A capital-gains tax cut would mainly benefit the very rich, who own most of the assets to which the tax applies. Congress' Joint Committee on Taxation has estimated that the highest-income 2 percent of the population generates three-fourths of all capital gains, and that figure could be low. A tax break for people in that bracket is unlikely to be quickly spent. If stimulus is the goal, a rebate for people at the lower end is far more likely to provide it. Such a policy has the virtue of being time-limited as well, not a permanent revenue loss that the government can't afford.
The administration has rightly called for national unity in dealing with last week's attack. Such unity requires, among much else, that neither party use the tragedy as a means of advancing unrelated policies. The capital-gains tax cut should be put back in the museum from which it came.

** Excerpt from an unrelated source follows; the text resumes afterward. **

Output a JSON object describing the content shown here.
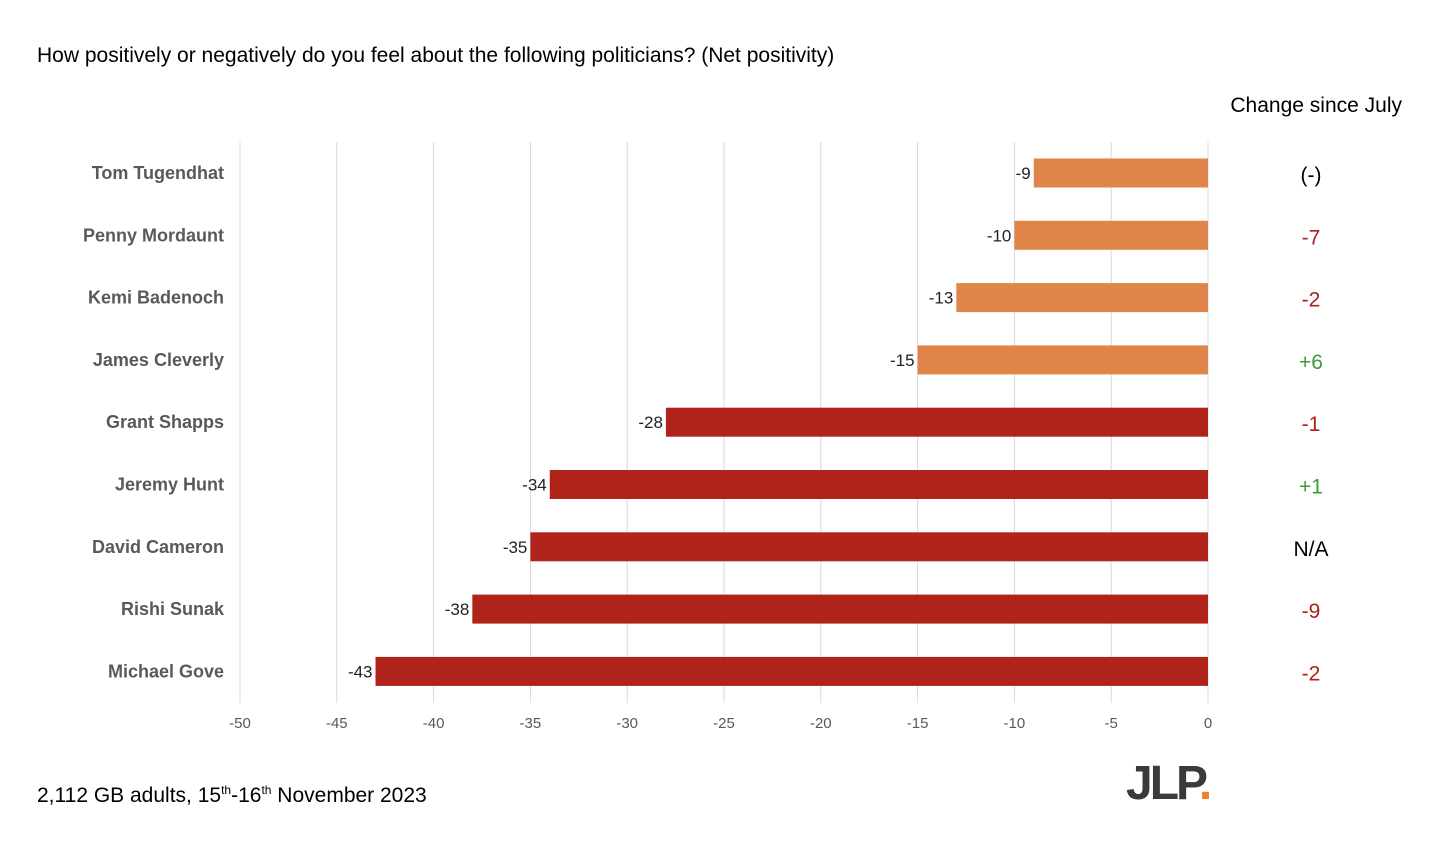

Los Angeles Times: While most of America's attention was diverted to its national tragedy, the Senate managed to find the time to approve the controversial nomination of John D. Negroponte as the man Washington would send to the United Nations as ambassador. There can be no argument that the United States needs an active and highly visible presence at the United Nations at a time of international crisis. But serious questions can be raised as to whether Negroponte is that man.
His appointment could be the wrong message to send to the U.N., a world body whose support this country needs to help rally international opinion against terrorism. Negroponte, 61, has had a long and at times distinguished foreign service career, including stints as U.S. ambassador in key embassies in Latin America and Asia. But his tenure as ambassador to Honduras from 1981 to 1985 -- the height of the Reagan administration's covert war against Nicaragua -- was marred by deeply troubling allegations.
At best, Negroponte did not tell Congress everything he knew about human rights violations by the Honduran government, as he was required by law to do. At worst, some investigations have suggested that Negroponte and other U.S. officials may have been complicit in human rights violations, which included the murders and kidnappings of political activists.
Sham: Negroponte has never really answered the tough questions he could be asked about his tenure in Honduras. The pro forma hearing the Senate Foreign Affairs Committee held on his nomination last week was little more than a sham. There were no opposition witnesses, and the panel approved the nomination 14 to 3. To her credit, California Sen. Barbara Boxer joined two other Democrats on the panel, Paul Wellstone of Minnesota and Russell D. Feingold of Wisconsin, in opposing Negroponte.
After the terrible events of the past week, the Bush administration should know that now is not the time to remind the United Nations of this nation's often sad history of intervention in Latin America, or of the sometimes ugly tactics Washington used to wage the Cold War in many Third World nations. The dirty little Contra war that Negroponte oversaw from the embassy in Honduras was one of the most egregious examples of both.
The unanswered questions about Negroponte and human rights may limit his effectiveness.